There haven’t been any known human cases of chronic wasting disease, but the Centers for Disease Control and Prevention recommend that people do not eat meat from animals that test positive.

Martin Bucknavage, a food safety expert with Penn State Extension, said hunters need to be aware if they are hunting within one of the state’s disease management areas, or DMAs, and should follow the Game Commission’s guidelines.

DMA 2 is the largest and includes all or parts of Adams, Cumberland, Franklin, Huntingdon, Juniata, Mifflin, Perry, and Snyder counties. DMA 4 covers portions of Berks, Lancaster and Lebanon counties.

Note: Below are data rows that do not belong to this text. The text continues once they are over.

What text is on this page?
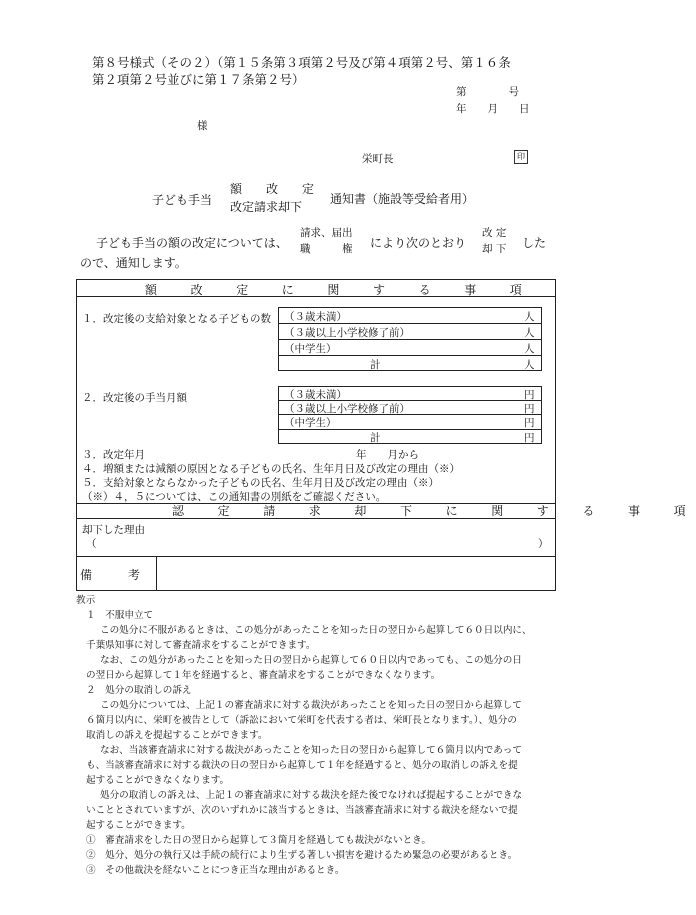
第８号様式（その２）（第１５条第３項第２号及び第４項第２号、第１６条
第２項第２号並びに第１７条第２号）
第　　　　号
年　　月　　日
様
栄町長	印
子ども手当
額　　改　　定
改定請求却下
通知書（施設等受給者用）
子ども手当の額の改定については、
請求、届出
職　　　権 により次のとおり
改 定
却 下 した
ので、通知します。
額　改　定　に　関　す　る　事　項
１．改定後の支給対象となる子どもの数 （３歳未満）	人
（３歳以上小学校修了前）	人
（中学生）	人
計	人
２．改定後の手当月額	（３歳未満）	円
（３歳以上小学校修了前）	円
（中学生）	円
計	円
３．改定年月	年　　月から
４．増額または減額の原因となる子どもの氏名、生年月日及び改定の理由（※）
５．支給対象とならなかった子どもの氏名、生年月日及び改定の理由（※）
（※）４，５については、この通知書の別紙をご確認ください。
認　定　請　求　却　下　に　関　す　る　事　項
却下した理由
（	）
備　　　考
教示
１　不服申立て
この処分に不服があるときは、この処分があったことを知った日の翌日から起算して６０日以内に、
千葉県知事に対して審査請求をすることができます。
なお、この処分があったことを知った日の翌日から起算して６０日以内であっても、この処分の日
の翌日から起算して１年を経過すると、審査請求をすることができなくなります。
２　処分の取消しの訴え
この処分については、上記１の審査請求に対する裁決があったことを知った日の翌日から起算して
６箇月以内に、栄町を被告として（訴訟において栄町を代表する者は、栄町長となります。）、処分の
取消しの訴えを提起することができます。
なお、当該審査請求に対する裁決があったことを知った日の翌日から起算して６箇月以内であって
も、当該審査請求に対する裁決の日の翌日から起算して１年を経過すると、処分の取消しの訴えを提
起することができなくなります。
処分の取消しの訴えは、上記１の審査請求に対する裁決を経た後でなければ提起することができな
いこととされていますが、次のいずれかに該当するときは、当該審査請求に対する裁決を経ないで提
起することができます。
①　審査請求をした日の翌日から起算して３箇月を経過しても裁決がないとき。
②　処分、処分の執行又は手続の続行により生ずる著しい損害を避けるため緊急の必要があるとき。
③　その他裁決を経ないことにつき正当な理由があるとき。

Bucknavage said hunters should always wear rubber gloves when field-dressing a deer and minimize handling the high-risk parts, which includes the brain, spinal cord, spleen, tonsils, and lymph nodes. Those high-risk parts must be dropped in disposal dumpsters set up by the Game Commission before a hunter leaves the DMA.

Hunters should also thoroughly wash their hands and tools afterward.

Bucknavage encourages all hunters in the DMAs to get their deer tested for chronic wasting disease, which he said will help the state track and stop the disease.

The Game Commission offers free testing of deer taken in a DMA. Hunters can drop the deer’s head, with a completed harvest tag affixed to the deer’s ear, in a designated container.